If more kernel state is moved to relibc, such as the O_CLOEXEC and O_CLOFORK (added in POSIX 2024) bits, or say, some type of file descriptors were to take shortcuts in relibc (like pipes using ring buffers), the overhead of two sigprocmask syscalls, wrapping each critical section, will make lots of POSIX APIs unnecessarily slow. Thus, it would be useful if signals could be disabled quickly in userspace, using memory shared with the kernel.

Userspace Signals

The currently proposed solution is to implement sigaction, sigprocmask, and signal delivery (including sigreturn) only using shared atomic memory accesses. The secret sauce is to use two AtomicU64 bitsets (even i686 supports that, via CMPXCHG8B) stored in the TCB, one for standard signals and one for realtime signals, where the low 32 bits are the pending bits, and the high 32 bits are the allowset bits (logical NOT of the signal mask). This allows, for signals directed at threads, changing the signal mask while simultaneously checking what the pending bits were at the time, making sigprocmask wait-free (if fetch_add is).

Not all technical details have been finalized yet, but there is a preliminary RFC. Signals targeting whole processes is not yet implemented, since Redox’s kernel does not yet distinguish between processes and threads. Once that has been fixed, work will continue to implement siginfo_t for both regular and queued signals, and to add the sigqueue API for realtime signals.
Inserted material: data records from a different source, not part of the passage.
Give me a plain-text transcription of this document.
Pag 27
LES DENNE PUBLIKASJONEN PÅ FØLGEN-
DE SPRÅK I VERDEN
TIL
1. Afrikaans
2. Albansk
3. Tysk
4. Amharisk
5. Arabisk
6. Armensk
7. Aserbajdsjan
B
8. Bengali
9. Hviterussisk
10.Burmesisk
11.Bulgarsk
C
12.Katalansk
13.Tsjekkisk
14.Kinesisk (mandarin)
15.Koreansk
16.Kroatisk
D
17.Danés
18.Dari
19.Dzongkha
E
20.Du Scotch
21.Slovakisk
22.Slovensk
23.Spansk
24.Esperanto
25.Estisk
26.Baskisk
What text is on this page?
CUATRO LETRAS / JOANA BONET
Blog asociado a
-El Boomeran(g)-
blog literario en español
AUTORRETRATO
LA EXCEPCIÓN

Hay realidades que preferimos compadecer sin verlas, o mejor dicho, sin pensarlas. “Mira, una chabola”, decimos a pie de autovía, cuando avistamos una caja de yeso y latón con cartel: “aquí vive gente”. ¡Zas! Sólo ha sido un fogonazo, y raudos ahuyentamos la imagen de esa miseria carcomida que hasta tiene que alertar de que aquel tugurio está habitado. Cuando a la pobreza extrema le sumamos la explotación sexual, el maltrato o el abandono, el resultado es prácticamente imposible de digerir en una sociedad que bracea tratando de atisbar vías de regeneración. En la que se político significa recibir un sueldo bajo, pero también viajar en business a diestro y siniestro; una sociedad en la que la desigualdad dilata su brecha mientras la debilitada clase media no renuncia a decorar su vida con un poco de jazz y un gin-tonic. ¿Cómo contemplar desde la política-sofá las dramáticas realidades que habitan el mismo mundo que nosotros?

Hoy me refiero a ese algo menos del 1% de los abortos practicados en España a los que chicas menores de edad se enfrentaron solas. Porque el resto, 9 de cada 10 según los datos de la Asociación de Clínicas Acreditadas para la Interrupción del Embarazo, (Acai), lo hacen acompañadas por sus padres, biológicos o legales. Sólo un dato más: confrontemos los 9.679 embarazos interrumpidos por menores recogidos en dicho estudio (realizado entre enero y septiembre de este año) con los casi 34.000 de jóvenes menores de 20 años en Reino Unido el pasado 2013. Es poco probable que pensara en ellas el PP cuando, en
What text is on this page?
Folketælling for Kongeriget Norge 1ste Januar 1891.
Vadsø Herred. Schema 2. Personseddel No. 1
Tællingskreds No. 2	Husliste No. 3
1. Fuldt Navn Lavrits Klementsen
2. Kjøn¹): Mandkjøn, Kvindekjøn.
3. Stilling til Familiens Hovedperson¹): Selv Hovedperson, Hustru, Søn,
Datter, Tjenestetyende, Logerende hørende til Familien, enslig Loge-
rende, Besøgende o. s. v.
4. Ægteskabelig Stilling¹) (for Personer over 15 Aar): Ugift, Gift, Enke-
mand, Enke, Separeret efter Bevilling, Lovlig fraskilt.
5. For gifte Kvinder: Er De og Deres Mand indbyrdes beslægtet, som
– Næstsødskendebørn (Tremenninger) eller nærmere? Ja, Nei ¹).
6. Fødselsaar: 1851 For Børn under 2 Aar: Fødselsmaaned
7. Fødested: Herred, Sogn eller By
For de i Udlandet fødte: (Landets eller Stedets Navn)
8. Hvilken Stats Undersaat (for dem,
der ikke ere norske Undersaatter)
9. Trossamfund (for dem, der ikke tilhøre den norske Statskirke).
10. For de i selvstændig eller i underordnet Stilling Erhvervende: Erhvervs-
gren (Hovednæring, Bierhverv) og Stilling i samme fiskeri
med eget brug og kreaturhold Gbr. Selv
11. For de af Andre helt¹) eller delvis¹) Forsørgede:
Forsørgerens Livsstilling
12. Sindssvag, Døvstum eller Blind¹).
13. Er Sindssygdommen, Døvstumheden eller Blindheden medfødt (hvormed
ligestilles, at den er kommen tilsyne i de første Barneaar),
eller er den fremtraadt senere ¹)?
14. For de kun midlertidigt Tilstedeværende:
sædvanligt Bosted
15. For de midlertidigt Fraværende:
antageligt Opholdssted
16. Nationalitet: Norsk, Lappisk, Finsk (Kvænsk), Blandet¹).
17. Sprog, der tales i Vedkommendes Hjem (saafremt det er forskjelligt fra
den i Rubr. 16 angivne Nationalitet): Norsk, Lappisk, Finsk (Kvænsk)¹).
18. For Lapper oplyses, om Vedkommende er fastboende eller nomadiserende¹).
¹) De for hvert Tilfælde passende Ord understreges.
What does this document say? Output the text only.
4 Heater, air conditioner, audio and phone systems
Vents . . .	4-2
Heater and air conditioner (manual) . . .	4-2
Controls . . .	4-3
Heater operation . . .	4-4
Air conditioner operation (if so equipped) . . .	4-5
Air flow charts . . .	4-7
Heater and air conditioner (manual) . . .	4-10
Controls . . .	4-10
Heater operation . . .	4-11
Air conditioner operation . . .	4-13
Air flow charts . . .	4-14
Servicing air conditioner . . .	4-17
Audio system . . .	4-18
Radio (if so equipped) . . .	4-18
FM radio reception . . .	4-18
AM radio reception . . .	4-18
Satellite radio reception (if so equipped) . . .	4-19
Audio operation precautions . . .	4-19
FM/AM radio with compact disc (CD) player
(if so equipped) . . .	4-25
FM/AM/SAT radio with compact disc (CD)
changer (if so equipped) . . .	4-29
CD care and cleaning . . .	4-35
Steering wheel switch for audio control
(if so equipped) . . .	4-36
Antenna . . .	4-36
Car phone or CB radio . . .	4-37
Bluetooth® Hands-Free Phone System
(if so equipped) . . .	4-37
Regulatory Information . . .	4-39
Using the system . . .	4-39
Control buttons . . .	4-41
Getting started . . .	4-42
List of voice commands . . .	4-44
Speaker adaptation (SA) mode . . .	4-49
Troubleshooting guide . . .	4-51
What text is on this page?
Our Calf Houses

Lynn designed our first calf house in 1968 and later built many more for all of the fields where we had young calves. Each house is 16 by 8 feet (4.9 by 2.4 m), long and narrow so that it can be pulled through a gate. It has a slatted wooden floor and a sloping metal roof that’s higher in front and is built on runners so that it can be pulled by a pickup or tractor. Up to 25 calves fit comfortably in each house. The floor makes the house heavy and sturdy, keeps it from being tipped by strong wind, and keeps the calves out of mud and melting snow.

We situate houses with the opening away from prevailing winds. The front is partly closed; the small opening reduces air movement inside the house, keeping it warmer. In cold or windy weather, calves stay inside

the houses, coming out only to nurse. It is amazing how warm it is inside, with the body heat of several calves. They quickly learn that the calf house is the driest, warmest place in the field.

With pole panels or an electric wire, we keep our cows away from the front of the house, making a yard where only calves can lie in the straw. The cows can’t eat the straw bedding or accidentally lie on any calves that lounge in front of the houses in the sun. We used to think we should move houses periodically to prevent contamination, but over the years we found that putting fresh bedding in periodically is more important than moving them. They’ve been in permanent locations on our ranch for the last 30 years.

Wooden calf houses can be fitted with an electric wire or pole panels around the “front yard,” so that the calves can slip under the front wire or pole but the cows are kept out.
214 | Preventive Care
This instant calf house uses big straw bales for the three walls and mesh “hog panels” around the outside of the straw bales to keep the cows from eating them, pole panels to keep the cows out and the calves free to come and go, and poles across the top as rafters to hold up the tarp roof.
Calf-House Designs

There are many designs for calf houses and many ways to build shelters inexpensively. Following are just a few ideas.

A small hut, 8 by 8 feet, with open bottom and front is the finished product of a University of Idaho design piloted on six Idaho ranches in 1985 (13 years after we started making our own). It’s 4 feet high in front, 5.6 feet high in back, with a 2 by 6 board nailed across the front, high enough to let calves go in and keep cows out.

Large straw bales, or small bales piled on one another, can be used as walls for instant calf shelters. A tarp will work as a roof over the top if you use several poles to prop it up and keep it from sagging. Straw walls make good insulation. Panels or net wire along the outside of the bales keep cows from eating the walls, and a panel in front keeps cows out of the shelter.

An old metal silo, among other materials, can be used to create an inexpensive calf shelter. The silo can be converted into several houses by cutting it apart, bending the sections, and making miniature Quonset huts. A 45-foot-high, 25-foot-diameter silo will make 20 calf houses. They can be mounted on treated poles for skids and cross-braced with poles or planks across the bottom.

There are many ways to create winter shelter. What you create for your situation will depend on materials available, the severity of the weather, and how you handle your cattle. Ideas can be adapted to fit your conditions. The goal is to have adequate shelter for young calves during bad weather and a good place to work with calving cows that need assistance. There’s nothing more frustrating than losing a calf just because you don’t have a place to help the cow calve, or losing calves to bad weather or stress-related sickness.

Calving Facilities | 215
This implementation proposal focuses primarily on optimizing the receive-related signal APIs, as opposed to kill/pthread_kill and sigqueue, which need exclusive access (which will probably not change), currently kept in the kernel. A userspace process manager has also been proposed, where the kill and (future) sigqueue syscalls can be converted to IPC calls to that manager. The idea is for all POSIX ambient authority, such as absolute paths, UID/GID/PID/…s, to be represented using file descriptors (capabilities). This is one piece of the work that needs to be done to fully support sandboxing.

Conclusion

So far, the signals project has been going according to plan, and hopefully, POSIX support for signals will be mostly complete by the end of summer, with in-kernel improvements to process management. After that, work on the userspace process manager will begin, possibly including new kernel performance and/or functionality improvements to facilitate this.